Tendance n° 3 : les petits modèles apportent l'intelligence en profondeur dans le cœur opérationnel
En matière de modèles linguistiques, la devise «plus c'est grand, mieux c'est» a longtemps prévalu. Mais dans la vie quotidienne de l'entreprise, ce n'est souvent pas le cas. La production en est un bon exemple. Les Small Language Models (SLM) peuvent être intégrés rapidement dans les processus de production. Contrairement aux grands modèles d'IA, ils peuvent être entraînés en quelques heures de GPU pour des tâches spécifiques comme la détection d'anomalies ou l'analyse de rapports de maintenance. Des techniques telles que la Low-Rank Adaptation (LoRA) y contribuent en intégrant des espaces de travail dédiés sans avoir à réentraîner l'ensemble du modèle. Un avantage décisif est en outre le déploiement local : les SLM peuvent être exploités directement sur des appareils Edge ou dans des environnements OT cloisonnés, ce qui minimise les temps de réaction et les risques de sécurité. En principe, les SLM permettent de réduire sensiblement les charges de calcul, la consommation d'énergie et les coûts du cloud. De tels modèles compacts sont justement indispensables pour les applications dans le domaine de l'IA physique, car les robots autonomes à apprentissage automatique ne fonctionneraient pas sans intelligence embarquée. Ces robots détectent par exemple les obstacles lors du transport de marchandises, adaptent les itinéraires de manière dynamique et apprennent en permanence de leur environnement, comme le ferait un employé humain.

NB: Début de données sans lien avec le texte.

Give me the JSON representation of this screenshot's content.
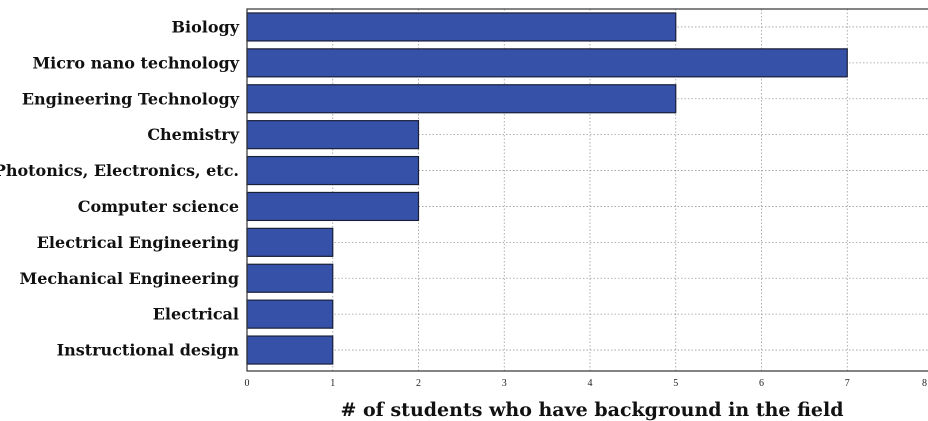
{
  "chart_data": {
    "type": "bar",
    "orientation": "horizontal",
    "categories": [
      "Biology",
      "Micro nano technology",
      "Engineering Technology",
      "Chemistry",
      "Photonics, Electronics, etc.",
      "Computer science",
      "Electrical Engineering",
      "Mechanical Engineering",
      "Electrical",
      "Instructional design"
    ],
    "values": [
      5,
      7,
      5,
      2,
      2,
      2,
      1,
      1,
      1,
      1
    ],
    "xlabel": "# of students who have background in the field",
    "ylabel": "",
    "xlim": [
      0,
      8
    ],
    "xticks": [
      "0",
      "1",
      "2",
      "3",
      "4",
      "5",
      "6",
      "7",
      "8"
    ],
    "grid": true,
    "legend": "none",
    "bar_color": "#3552a8"
  }
}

«2026 sera une année où les entreprises ne se demanderont plus si elles doivent utiliser l'IA, mais comment elles doivent repenser leurs structures techniques et opérationnelles pour que tout fonctionne de manière à créer de la valeur», déclare Tim van Wasen, directeur général de Dell Technologies DACH. «Dans ce contexte, l'IA impose des exigences élevées à l'environnement informatique. Cela signifie également que les entreprises doivent trouver le bon équilibre entre vitesse, sécurité et coûts, afin de concilier les priorités et les exigences les plus diverses».»